Rehman endures the needle pricks in his arm because he feels more energetic after transfusion. The money needed for Chelating medication, which works out to Rs 6,000 a month, is a big burden for Riyaz.
The story of five-year-old Raju, son of a lorry owner from Chikkalapalem village in West Godavari district, is similar. His father Ramakrishna has to take him to Vijayawada once a month for blood transfusion.
Venkateswara Rao, an electrician from Katuru village near Vuyyuru, has to forgo wages for two to three days to bring his 13-year-old daughter Poojitha to Vijayawada for blood transfusion.

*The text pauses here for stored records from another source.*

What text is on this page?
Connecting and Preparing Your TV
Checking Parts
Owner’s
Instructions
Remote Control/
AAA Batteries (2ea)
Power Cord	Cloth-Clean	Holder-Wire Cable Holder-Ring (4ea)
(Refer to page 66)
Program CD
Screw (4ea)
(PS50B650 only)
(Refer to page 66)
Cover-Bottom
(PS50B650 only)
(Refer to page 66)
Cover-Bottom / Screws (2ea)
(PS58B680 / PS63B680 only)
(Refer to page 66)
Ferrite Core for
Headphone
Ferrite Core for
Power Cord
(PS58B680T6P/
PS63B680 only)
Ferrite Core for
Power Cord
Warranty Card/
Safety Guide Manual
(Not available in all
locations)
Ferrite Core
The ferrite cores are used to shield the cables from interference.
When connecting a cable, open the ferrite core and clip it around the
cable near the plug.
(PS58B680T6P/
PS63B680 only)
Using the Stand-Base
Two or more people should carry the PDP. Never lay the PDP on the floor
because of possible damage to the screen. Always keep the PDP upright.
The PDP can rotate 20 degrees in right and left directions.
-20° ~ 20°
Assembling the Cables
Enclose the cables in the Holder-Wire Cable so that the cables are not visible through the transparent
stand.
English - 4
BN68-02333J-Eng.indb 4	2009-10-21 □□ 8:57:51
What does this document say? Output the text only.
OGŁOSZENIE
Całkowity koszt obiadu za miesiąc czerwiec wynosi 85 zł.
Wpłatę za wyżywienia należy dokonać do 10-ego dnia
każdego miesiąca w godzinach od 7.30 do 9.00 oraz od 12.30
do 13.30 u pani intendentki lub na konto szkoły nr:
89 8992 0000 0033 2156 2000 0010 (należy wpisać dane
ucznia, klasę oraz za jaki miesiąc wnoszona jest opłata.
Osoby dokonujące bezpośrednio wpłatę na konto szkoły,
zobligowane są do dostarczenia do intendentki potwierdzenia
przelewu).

He almost never has the money needed to buy one month Chelating drugs at one time and therefore has to make more trips to the city.
These three children were born with thalassaemia. In layman’s terms, the blood of people with thalassaemia does not work normally. Children with the disease rarely see adulthood.
They depend on periodic blood transfusion to survive. Otherwise they become very sick and die. Besides needing blood transfusion, the kids suffer iron overloading, infection, bone deformities, enlarged spleen and also develop growth and heart problems. The kids have to undergo frequent tests and take medication to prevent all these problems and not become sick.
After bifurcation, Vijayawada has become the blood transfusion destination f+or thalassaemic children. SAPTHA Foundation, formed to help these children, has 224 children from the age of four months to 18 years registered with it.
Founder-chairman of the foundation V. Sharath Babu says that coming to Vijayawada for blood transfusion, tests and medication frequently is a formidable task for parents who work on daily wages. Some of them have to forfeit three days of wage to bring their child, he says.
The only sustainable solution to this is to help children get bone marrow transplantation (BMT), but awareness about this is very poor among the people, he says. The foundation was therefore conducting a one-day clinical awareness programme on the disease with focus on “Possibility of BMT in Transfusion Dependent Thalassaemia” at I V Palace on Sunday, Mr. Sharath Babu said.